A Digibee — uma startup de software as a service que ajuda grandes empresas a integrar seus sistemas — acaba de levantar US$ 25 milhões para executar uma estratégia de expansão global, começando pelos Estados Unidos. 

A rodada — que avaliou a startup em US$ 125 milhões (post money) — foi liderada pelo Softbank e teve a participação de Kinea Ventures e da G2D, a holding de startups da GP Investimentos listada na B3.

Fundada por três executivos com carreiras na IBM, CA Technologies e Santander, a Digibee desenvolveu uma plataforma que facilita que as empresas façam a integração de sistemas como SAP, Salesforce, Service.Now e VTEX.

A integração desses sistemas é complexa porque é preciso traduzir cada um dos protocolos de cada sistema para que eles conversem entre si. 

A Digibee já atende 250 clientes, incluindo gigantes como Itaú, B3 e Carrefour. Em janeiro, a startup atingiu uma receita recorrente anual de US$ 14 milhões com base nos contratos já assinados, e pretende fechar o ano com pelo menos US$ 30 milhões de receita.

A Digibee está tirando clientes de multinacionais como a Oracle e IBM, que prestam esse mesmo serviço. 

O grande pitch para convencer as empresas a trocar os prestadores globais pela Digibee é o binômio agilidade e preço.
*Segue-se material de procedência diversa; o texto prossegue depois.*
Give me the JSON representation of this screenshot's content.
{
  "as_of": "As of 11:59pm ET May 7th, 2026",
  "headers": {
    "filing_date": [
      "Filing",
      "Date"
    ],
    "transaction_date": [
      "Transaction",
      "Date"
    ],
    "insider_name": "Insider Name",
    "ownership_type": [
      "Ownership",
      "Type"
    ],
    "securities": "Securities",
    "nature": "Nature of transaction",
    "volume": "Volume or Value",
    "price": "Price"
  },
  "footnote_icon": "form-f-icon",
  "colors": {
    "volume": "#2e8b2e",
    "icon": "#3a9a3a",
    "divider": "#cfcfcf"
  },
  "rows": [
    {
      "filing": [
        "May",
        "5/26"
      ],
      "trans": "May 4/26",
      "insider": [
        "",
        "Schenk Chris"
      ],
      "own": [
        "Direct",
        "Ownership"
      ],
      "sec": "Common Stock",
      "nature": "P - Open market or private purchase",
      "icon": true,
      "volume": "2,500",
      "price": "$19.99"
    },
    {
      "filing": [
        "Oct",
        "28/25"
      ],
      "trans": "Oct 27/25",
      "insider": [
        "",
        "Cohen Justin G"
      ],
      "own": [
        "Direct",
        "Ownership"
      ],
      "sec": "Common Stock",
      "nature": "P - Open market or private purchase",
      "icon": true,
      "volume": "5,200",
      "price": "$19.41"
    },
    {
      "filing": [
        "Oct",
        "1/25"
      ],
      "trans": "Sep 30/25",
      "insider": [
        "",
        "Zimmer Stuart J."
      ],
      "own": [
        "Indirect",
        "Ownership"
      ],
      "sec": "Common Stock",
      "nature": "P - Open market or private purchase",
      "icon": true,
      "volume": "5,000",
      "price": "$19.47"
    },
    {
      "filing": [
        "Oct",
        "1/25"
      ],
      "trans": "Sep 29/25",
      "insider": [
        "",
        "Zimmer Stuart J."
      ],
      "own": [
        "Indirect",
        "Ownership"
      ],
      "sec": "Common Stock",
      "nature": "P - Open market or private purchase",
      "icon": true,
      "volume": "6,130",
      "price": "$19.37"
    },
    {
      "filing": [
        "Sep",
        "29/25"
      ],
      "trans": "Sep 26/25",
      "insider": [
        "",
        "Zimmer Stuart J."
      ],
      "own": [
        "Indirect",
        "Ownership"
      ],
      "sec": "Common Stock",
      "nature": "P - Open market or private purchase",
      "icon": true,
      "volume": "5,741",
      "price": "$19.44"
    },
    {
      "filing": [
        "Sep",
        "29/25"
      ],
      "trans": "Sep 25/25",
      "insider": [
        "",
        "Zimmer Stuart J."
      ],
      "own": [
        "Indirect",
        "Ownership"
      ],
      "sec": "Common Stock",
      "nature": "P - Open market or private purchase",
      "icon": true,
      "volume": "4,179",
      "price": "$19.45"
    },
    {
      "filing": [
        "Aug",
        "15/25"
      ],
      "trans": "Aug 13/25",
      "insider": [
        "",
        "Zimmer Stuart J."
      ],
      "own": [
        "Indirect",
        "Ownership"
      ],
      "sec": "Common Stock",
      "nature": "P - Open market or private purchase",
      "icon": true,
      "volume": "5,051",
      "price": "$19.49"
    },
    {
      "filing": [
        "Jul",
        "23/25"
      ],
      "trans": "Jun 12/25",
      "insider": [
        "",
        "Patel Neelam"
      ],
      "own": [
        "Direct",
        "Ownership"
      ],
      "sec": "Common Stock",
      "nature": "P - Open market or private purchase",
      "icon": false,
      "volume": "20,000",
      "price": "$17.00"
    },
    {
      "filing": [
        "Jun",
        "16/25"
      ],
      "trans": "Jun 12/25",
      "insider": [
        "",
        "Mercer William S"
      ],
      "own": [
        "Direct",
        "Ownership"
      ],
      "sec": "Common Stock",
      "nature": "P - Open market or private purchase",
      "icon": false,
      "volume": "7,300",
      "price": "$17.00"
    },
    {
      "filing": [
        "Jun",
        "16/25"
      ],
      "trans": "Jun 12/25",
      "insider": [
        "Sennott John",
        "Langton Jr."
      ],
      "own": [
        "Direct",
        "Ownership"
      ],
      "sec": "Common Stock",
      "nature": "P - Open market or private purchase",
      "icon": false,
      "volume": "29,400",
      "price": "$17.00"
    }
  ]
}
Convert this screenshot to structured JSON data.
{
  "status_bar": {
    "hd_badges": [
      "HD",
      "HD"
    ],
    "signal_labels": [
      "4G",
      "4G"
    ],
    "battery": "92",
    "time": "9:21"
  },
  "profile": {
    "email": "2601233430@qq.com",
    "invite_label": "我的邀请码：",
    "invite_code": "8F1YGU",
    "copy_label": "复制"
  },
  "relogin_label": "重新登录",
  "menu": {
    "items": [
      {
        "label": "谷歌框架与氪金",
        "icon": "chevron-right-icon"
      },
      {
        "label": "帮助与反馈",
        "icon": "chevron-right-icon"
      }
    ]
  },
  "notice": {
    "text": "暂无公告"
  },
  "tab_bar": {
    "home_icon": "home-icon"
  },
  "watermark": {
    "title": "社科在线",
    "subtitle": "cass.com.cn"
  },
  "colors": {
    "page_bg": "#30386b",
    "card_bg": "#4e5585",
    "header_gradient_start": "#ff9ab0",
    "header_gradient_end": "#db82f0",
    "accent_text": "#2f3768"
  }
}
Enquanto a plataforma da startup consegue fazer integrações em poucos dias, as gigantes podem demorar meses, o cofundador Rodrigo Bernardinelli disse ao Brazil Journal. 

Na parte da cobrança, a assinatura do software da Digibee sai até um pouco mais cara, mas há uma economia brutal no pós-venda, segundo ele.

“Para cada dólar que a empresa gasta com o software dos nossos concorrentes, ela tem que gastar mais US$ 3 com prestadores de serviços para implementar as integrações,” disse Rodrigo. “Estamos dando uma nova arquitetura para o cliente, ensinando ele a ser independente, e evitando que ele gaste mais depois.”

A startup ajudou, por exemplo, uma grande varejista a implementar o pagamento por PIX em todas as suas lojas. Para isso, teve que integrar o sistema de POS da varejista com seu sistema financeiro e depois com os bancos, que são os donos dos APIs do PIX.

“Fizemos isso em cinco dias, enquanto outras empresas do setor estão demorando três meses,” disse o fundador. 

A Digibee também está ajudando a B3 a integrar seu mercado de balcão com as plataformas das corretoras. A startup já criou os APIs necessários nos balcões da B3, e agora vai começar o processo de fazer as integrações com as corretoras interessadas. 

Rodrigo diz que a Digibee já gera caixa e não teria necessidade de capital para continuar crescendo no Brasil. 100% do dinheiro da rodada vai financiar o crescimento nos Estados Unidos, onde a empresa já atende 20 clientes.

“No Brasil, somos lucrativos e vamos continuar reinvestindo o lucro para crescer. Mas não dá para financiar uma expansão nos EUA com receita em real,” disse Rodrigo. 

Nos próximos 12 a 18 meses, a empresa espera estar fazendo 20% da receita nos EUA. Em seguida, planeja uma Série B para começar sua expansão global, entrando em países da América Latina e Europa.